Op 26 september 2007 heb ik de Commissie lesbisch ouderschap en interlandelijke adoptie ingesteld. Over lesbisch ouderschap heeft de Commissie in oktober 2007 advies uitgebracht, waarbij het Kabinet heeft besloten om de adviezen van de Commissie Kalsbeek op hoofdlijnen uit te voeren. Daarover is een brief aan zowel de Tweede als de Eerste Kamer gestuurd (Kamerstukken II, 2007/08, 30 551, nr. 22).
De leden van deze Commissie, onder voorzitterschap van oud-staatssecretaris van Justitie, mevrouw Kalsbeek, zijn aangezocht op basis van hun deskundigheid op het gebied van personen- en familierecht, internationaal privaatrecht en ontwikkeling van kinderen. Ik heb ten aanzien van interlandelijke adoptie het volgende aan de Commissie verzocht:
– zich te buigen over de vraag op welke wijze een evenwichtige invulling kan worden gegeven aan de belangen van adoptiekinderen enerzijds en de wensen van adoptiefouders om een gezin te vormen anderzijds en welke taak en rol van de overheid daaruit voortvloeien. Een en ander in het licht van de bestaande kaders (het Haags Adoptieverdrag 1993 en het Internationaal Verdrag inzake de rechten van het kind). Zich bij haar bevindingen rekenschap te geven van het advies van de Raad voor Strafrechtstoepassing en Jeugdbescherming, het pleidooi van verschillende Kamerfracties om de leeftijdscriteria bij adoptie te verruimen en het afnemende aantal voor adoptie beschikbare buitenlandse adoptiekinderen. Daarbij heb ik de Commissie tevens verzocht rekening te houden met het feit dat het aanbod van oudere en gehandicapte adoptiekinderen toeneemt, terwijl er voor deze kinderen weinig adoptiefouders te vinden zijn.

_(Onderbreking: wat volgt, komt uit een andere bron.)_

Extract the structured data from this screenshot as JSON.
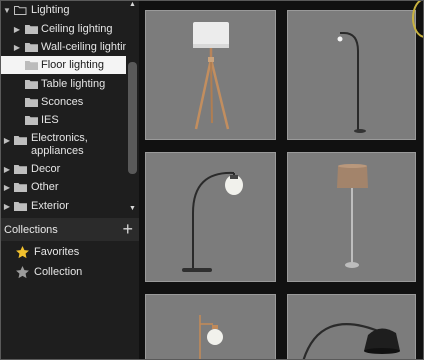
{
  "tree": {
    "items": [
      {
        "label": "Lighting",
        "expander": "▼",
        "icon": "folder-open-icon"
      },
      {
        "label": "Ceiling lighting",
        "expander": "▶",
        "icon": "folder-icon"
      },
      {
        "label": "Wall-ceiling lighting",
        "expander": "▶",
        "icon": "folder-icon"
      },
      {
        "label": "Floor lighting",
        "expander": "",
        "icon": "folder-icon",
        "selected": true
      },
      {
        "label": "Table lighting",
        "expander": "",
        "icon": "folder-icon"
      },
      {
        "label": "Sconces",
        "expander": "",
        "icon": "folder-icon"
      },
      {
        "label": "IES",
        "expander": "",
        "icon": "folder-icon"
      },
      {
        "label_line1": "Electronics,",
        "label_line2": "appliances",
        "expander": "▶",
        "icon": "folder-icon"
      },
      {
        "label": "Decor",
        "expander": "▶",
        "icon": "folder-icon"
      },
      {
        "label": "Other",
        "expander": "▶",
        "icon": "folder-icon"
      },
      {
        "label": "Exterior",
        "expander": "▶",
        "icon": "folder-icon"
      }
    ],
    "scroll_up": "▲",
    "scroll_down": "▼"
  },
  "collections": {
    "title": "Collections",
    "add_label": "+",
    "items": [
      {
        "label": "Favorites",
        "icon": "star-gold-icon",
        "color": "#f2c12e"
      },
      {
        "label": "Collection",
        "icon": "star-gray-icon",
        "color": "#9b9b9b"
      }
    ]
  },
  "colors": {
    "selected_bg": "#f4f4f4",
    "thumb_bg": "#7c7c7c",
    "folder": "#bfbfbf"
  },
  "gallery": {
    "items": [
      {
        "icon": "floor-lamp-tripod-icon"
      },
      {
        "icon": "floor-lamp-arc-thin-icon"
      },
      {
        "icon": "floor-lamp-arc-globe-icon"
      },
      {
        "icon": "floor-lamp-column-shade-icon"
      },
      {
        "icon": "floor-lamp-globe-bulb-icon"
      },
      {
        "icon": "floor-lamp-arc-dome-icon"
      }
    ]
  }
}
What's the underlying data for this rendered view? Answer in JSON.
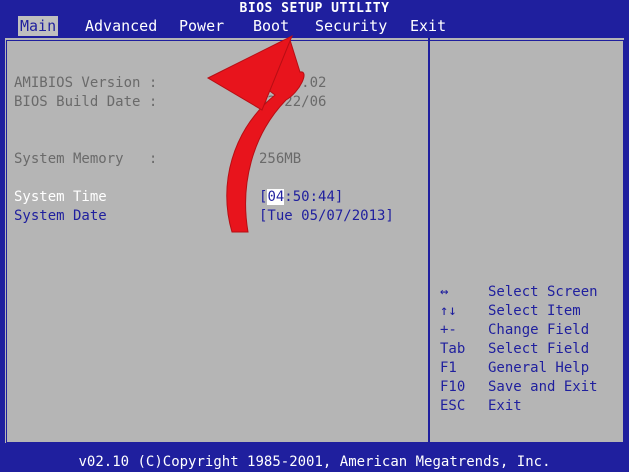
{
  "title": "BIOS SETUP UTILITY",
  "menu": [
    "Main",
    "Advanced",
    "Power",
    "Boot",
    "Security",
    "Exit"
  ],
  "main": {
    "amibios_label": "AMIBIOS Version :",
    "amibios_value": "08.00.02",
    "build_date_label": "BIOS Build Date :",
    "build_date_value": "02/22/06",
    "memory_label": "System Memory   :",
    "memory_value": "256MB",
    "time_label": "System Time",
    "time_hl": "04",
    "time_rest": ":50:44]",
    "time_open": "[",
    "date_label": "System Date",
    "date_value": "[Tue 05/07/2013]"
  },
  "help": [
    {
      "key": "↔",
      "desc": "Select Screen"
    },
    {
      "key": "↑↓",
      "desc": "Select Item"
    },
    {
      "key": "+-",
      "desc": "Change Field"
    },
    {
      "key": "Tab",
      "desc": "Select Field"
    },
    {
      "key": "F1",
      "desc": "General Help"
    },
    {
      "key": "F10",
      "desc": "Save and Exit"
    },
    {
      "key": "ESC",
      "desc": "Exit"
    }
  ],
  "footer": "v02.10 (C)Copyright 1985-2001, American Megatrends, Inc.",
  "colors": {
    "background": "#1f1f9e",
    "panel": "#b5b5b5",
    "arrow": "#e8141c"
  }
}
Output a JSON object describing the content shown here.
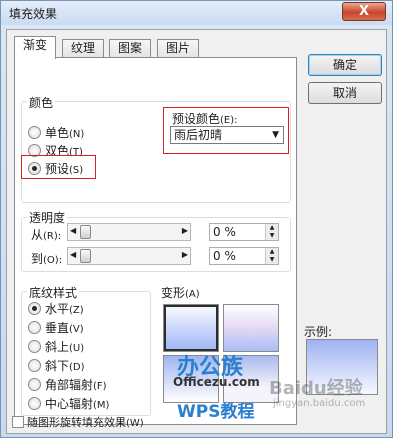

– daarover in het voorjaar van 2008 rapport uit te brengen.
Om de zienswijze van de verschillende belangengroeperingen in het advies te kunnen meenemen heeft de Commissie een hoorzitting gehouden, waar zowel met direct belanghebbenden -geadopteerden, adoptieouders en afstandsouders- als met uitvoerende organisaties, deskundigen op het gebied van internationale jeugdhulp en internationaal privaatrecht, de Raad voor Strafrechtstoepassing en Jeugdbescherming en het COC1 is gesproken.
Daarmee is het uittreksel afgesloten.